The scene paints exactly the difference between clubbing at home and at school.
Outside of Prana, there were a handful of bouncers. The inside looked hollowed out and the bouncers wore expressions that suggested they would pay us cover if we would just please come into their club. Outside, there was a man dressed in Gasparilla gear (four weeks late) under the influence of some sort of substance, possibly a mix of a few. He performed, to the best of his ability, the entire catalog of Fortnite dances in the center of the street. An audience of astounded spectators gathered on the sidewalk and impatient cars waited for his performance to end and the road to clear. I looked at my drunk friends, sobering up with every passing minute, and realized that the night would get no more entertaining than viewing this man.

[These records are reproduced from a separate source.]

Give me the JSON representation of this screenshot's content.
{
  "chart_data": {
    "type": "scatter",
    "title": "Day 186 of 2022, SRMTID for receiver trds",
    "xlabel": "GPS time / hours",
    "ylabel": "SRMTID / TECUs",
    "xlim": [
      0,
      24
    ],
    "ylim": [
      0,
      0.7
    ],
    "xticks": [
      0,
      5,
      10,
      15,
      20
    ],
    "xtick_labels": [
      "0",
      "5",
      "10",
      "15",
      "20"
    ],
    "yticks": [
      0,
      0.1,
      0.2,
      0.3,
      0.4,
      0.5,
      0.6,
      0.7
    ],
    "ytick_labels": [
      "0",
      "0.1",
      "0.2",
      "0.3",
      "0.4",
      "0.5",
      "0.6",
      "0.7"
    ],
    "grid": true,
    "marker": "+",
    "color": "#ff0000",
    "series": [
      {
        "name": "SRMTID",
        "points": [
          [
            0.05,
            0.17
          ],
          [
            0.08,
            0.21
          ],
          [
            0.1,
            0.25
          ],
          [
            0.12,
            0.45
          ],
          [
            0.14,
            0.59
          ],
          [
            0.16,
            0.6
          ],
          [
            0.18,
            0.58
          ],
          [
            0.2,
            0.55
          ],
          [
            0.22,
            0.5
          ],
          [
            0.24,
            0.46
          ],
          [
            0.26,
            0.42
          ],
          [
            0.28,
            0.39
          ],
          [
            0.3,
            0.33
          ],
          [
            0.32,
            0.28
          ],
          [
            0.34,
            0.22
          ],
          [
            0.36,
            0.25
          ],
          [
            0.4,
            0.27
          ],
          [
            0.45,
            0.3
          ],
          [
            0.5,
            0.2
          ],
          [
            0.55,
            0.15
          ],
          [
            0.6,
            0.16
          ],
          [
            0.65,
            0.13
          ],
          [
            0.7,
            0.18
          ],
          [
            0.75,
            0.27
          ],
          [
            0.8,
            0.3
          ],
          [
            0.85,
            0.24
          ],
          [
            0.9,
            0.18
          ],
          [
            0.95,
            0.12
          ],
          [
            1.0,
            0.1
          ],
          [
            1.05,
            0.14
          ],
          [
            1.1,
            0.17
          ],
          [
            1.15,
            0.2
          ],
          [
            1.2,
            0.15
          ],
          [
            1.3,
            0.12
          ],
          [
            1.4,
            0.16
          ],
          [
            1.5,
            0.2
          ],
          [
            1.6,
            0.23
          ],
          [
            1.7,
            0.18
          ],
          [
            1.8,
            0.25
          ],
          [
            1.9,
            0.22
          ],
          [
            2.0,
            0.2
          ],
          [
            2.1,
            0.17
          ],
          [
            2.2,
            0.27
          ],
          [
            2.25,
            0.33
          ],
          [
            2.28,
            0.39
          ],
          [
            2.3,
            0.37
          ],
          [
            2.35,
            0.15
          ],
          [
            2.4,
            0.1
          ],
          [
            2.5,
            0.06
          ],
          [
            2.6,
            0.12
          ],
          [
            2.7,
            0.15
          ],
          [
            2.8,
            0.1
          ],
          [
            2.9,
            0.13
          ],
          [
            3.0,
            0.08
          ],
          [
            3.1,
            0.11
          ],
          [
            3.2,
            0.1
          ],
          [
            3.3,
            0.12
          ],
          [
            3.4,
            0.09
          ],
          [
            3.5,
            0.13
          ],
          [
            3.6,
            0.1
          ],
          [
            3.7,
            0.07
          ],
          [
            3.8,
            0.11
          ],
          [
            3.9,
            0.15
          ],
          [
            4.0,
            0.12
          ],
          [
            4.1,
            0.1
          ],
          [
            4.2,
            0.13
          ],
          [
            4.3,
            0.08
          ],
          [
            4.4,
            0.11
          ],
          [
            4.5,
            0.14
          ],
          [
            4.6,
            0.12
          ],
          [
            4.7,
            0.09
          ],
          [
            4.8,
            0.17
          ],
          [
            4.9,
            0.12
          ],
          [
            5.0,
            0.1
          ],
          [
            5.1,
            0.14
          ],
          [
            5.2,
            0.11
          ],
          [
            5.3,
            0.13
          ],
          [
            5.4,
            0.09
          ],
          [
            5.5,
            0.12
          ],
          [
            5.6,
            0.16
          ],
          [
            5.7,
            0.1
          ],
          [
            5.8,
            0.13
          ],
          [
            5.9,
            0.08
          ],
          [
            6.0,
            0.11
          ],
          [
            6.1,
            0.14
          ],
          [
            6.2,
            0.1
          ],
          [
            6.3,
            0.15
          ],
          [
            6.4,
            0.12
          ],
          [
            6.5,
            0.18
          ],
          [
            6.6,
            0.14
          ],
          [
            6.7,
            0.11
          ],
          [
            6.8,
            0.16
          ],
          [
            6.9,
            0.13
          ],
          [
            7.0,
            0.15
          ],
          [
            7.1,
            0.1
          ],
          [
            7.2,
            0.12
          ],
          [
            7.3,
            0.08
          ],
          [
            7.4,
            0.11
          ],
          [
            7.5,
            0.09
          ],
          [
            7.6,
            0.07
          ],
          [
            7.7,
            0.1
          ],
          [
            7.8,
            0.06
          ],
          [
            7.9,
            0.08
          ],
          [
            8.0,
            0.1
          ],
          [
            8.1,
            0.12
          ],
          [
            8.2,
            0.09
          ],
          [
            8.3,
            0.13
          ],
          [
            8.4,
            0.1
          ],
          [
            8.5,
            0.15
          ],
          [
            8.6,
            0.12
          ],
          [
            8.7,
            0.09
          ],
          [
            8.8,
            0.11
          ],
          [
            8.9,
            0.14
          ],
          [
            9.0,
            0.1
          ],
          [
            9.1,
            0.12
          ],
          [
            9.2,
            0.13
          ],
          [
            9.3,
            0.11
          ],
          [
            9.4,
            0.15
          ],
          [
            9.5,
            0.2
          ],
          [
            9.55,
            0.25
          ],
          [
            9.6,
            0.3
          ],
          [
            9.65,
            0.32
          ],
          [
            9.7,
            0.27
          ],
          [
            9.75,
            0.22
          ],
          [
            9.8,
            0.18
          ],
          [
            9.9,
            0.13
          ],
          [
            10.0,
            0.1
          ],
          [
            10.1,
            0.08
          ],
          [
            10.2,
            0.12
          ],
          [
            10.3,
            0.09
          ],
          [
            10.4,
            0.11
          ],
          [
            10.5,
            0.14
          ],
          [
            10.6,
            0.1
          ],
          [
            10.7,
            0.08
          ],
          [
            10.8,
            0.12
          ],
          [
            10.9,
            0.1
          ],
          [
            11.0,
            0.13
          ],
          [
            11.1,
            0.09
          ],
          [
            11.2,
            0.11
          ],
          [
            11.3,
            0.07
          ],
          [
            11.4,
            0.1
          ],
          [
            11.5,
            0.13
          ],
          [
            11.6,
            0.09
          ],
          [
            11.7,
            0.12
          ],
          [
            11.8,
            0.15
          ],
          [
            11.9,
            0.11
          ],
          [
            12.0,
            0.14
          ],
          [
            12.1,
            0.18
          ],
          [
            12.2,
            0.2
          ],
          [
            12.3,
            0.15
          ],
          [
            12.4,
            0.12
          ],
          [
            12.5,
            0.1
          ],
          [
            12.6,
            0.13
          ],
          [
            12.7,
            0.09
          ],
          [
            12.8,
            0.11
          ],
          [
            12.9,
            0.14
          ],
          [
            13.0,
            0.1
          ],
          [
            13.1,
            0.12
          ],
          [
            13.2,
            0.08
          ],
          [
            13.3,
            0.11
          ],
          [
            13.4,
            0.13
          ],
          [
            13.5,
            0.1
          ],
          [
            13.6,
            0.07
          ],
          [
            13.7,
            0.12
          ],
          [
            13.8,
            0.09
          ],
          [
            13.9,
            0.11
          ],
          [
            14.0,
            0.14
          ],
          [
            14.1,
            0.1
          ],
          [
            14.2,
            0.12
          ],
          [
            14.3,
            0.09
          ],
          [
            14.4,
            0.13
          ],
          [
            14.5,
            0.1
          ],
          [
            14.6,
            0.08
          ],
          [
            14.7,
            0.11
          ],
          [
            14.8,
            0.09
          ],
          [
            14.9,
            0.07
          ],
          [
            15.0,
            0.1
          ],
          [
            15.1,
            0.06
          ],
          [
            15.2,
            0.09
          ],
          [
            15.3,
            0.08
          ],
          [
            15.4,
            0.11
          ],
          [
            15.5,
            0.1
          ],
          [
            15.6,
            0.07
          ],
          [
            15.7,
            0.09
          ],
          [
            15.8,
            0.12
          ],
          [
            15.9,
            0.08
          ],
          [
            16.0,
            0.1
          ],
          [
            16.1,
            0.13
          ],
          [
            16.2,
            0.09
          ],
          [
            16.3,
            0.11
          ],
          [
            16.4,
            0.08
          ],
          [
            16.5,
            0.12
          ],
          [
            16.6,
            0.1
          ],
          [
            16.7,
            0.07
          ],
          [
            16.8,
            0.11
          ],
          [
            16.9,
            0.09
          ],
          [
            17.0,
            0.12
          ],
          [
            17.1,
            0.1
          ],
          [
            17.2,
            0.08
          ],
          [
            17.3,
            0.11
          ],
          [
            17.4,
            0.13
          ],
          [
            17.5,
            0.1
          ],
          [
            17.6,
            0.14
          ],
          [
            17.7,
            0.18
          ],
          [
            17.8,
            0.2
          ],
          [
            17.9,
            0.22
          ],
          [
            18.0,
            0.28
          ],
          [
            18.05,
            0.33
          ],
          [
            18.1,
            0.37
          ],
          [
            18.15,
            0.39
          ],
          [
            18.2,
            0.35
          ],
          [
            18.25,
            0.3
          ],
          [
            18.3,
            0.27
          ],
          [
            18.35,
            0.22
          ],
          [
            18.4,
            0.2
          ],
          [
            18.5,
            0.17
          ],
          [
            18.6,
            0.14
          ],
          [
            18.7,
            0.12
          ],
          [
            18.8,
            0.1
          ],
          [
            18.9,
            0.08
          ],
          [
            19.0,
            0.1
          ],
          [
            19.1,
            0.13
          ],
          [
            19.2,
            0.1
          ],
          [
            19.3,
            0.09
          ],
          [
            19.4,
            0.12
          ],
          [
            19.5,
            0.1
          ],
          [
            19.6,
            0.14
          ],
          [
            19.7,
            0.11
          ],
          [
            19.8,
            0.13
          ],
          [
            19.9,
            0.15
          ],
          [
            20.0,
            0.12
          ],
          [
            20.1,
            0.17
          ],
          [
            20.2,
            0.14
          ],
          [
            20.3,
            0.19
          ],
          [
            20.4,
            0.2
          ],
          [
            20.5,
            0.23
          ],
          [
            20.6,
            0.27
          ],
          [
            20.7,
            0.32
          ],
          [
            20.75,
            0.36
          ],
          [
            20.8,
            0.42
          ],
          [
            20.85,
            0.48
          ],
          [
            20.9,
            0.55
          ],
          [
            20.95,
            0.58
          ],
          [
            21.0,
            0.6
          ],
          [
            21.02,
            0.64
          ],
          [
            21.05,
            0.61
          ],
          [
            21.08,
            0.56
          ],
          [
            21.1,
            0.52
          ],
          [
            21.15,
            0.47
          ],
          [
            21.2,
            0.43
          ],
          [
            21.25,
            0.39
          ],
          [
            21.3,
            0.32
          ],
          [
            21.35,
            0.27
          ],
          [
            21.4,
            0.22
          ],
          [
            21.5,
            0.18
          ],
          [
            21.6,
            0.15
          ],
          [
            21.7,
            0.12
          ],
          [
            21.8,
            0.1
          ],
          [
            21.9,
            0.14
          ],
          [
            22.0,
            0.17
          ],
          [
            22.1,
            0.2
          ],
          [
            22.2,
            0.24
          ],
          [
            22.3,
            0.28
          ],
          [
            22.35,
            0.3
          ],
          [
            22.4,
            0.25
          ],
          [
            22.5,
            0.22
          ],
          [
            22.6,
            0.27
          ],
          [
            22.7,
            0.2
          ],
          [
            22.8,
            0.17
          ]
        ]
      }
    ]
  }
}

As I stared at the dancing pirate man (yes, I stared, what else are you supposed to do?), it became clear to me that I would not be going out again at home. For some people, and on some occasions, Tampa can be very lit. I’m not here to judge. It seems to me, though, that trying to force the life I live at UF into place I used to call home will never work. I’ve changed, but I can’t expect the world to change with me. Tampa will always be hour-long drives and overpriced caramel cortados. It will always be dinner with my family and sleeping in on weekdays. At UF, I’ll go out three nights a week, but at home I’ll always stay in.